Owls on ice: Wildly popular skating event draws hundreds of students to holiday blowout

Holiday Skate at the Galleria
Holiday Skate at the Galleria
Rice Owls flocked to Ice at the Galleria for the Rice University Ice Skating Club's inaugural Holiday Skate. (Photos by Jeff Fitlow, video by Brandon Martin)

Rice freshmen Anya Gu and Alice Zhou’s friendship sparked over Instagram when the two new students discovered they shared a passion for ice skating. After echoing each other’s dismay that their university didn’t have an ice skating club, they joined fellow freshman Imaan Patel and launched one themselves.

“I think it just says something about Rice in general that freshmen are able to come in and start a club," Gu said. "I think that’s really awesome, and there’s a culture at Rice I feel like where students are taking responsibility.”

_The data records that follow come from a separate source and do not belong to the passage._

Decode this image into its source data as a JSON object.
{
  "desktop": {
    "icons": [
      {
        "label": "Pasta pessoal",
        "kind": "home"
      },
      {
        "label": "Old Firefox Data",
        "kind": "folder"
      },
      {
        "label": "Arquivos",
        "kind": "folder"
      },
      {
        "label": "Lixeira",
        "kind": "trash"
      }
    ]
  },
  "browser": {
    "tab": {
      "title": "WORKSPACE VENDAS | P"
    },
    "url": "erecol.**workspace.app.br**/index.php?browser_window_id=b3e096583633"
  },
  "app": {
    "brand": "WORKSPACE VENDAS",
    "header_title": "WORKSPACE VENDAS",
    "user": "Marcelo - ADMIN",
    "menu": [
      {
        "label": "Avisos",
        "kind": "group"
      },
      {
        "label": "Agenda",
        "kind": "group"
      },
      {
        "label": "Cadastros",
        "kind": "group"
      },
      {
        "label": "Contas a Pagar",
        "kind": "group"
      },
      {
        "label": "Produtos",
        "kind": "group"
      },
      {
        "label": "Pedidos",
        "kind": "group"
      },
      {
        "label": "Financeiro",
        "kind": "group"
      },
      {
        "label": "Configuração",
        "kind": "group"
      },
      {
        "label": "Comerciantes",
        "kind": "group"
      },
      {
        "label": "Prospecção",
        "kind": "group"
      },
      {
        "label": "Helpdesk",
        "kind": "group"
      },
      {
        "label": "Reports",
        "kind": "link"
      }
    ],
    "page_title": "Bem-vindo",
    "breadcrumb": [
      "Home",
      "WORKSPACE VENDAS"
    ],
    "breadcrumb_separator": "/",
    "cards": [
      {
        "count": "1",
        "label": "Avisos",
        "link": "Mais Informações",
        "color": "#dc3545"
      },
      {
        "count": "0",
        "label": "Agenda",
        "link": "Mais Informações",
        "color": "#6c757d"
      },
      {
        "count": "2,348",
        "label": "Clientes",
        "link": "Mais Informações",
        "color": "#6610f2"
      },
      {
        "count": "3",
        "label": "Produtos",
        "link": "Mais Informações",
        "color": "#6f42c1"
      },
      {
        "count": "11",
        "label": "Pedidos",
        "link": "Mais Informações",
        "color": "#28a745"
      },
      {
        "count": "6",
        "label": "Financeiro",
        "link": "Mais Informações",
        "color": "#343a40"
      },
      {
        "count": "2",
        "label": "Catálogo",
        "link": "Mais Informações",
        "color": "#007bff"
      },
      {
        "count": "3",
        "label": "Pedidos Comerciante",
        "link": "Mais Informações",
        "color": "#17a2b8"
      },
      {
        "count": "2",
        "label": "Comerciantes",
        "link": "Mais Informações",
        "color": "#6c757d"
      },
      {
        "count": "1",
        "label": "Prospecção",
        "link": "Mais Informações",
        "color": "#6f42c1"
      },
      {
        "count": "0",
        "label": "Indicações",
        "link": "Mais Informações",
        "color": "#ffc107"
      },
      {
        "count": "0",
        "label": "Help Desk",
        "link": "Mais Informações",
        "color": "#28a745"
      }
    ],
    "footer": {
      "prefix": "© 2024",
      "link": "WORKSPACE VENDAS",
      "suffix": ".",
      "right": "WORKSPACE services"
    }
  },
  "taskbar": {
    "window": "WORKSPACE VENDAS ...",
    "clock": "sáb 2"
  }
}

A few weeks later, they gave birth to Rice University Ice Skating Club — R-ICE Skating, for short. Gu, who was a competitive ice skater before she arrived at Rice, hoped to “get a group of 10 people together” to skate on the weekends and maybe carpool to the Galleria mall’s ice rink.

But the newly formed club instantly proved more popular than Gu had imagined. Around 380 eager Owls turned out for one of R-ICE Skating’s first events at Ice at the Galleria. Many of them had never before laced up a pair of skates.

R-ICE Skating now hosts weekly skates at the Galleria that typically attract between 20 and 60 people. But the student-run organization made its biggest splash yet Nov. 20, when a whopping 420 Rice students hit the rink for nearly two hours of skating at the inaugural Holiday Skate event.

Rice students ice skating
Skating the night away.

“I’m very, very happy,” Zhou said, “because I never thought that this kind of turnout could happen at an event for a club that was just formed on campus a few months ago.”

For the Holiday Skate event, the club had free rein over Ice at the Galleria from 10:15 p.m. to midnight. The ice rink’s leadership cut the club a sweet deal with a special rate and reserved the entire rink solely for Rice students after the mall’s regular business hours, trusting that the flock of students would be conscientious patrons and wouldn’t leave any donuts or hot chocolate behind.

Patel said the club is committed to strengthening its partnership with the Galleria by being thoughtful stewards. “The thing about Rice students is we’re also very responsible — we’re responsible with the community around us,” she said.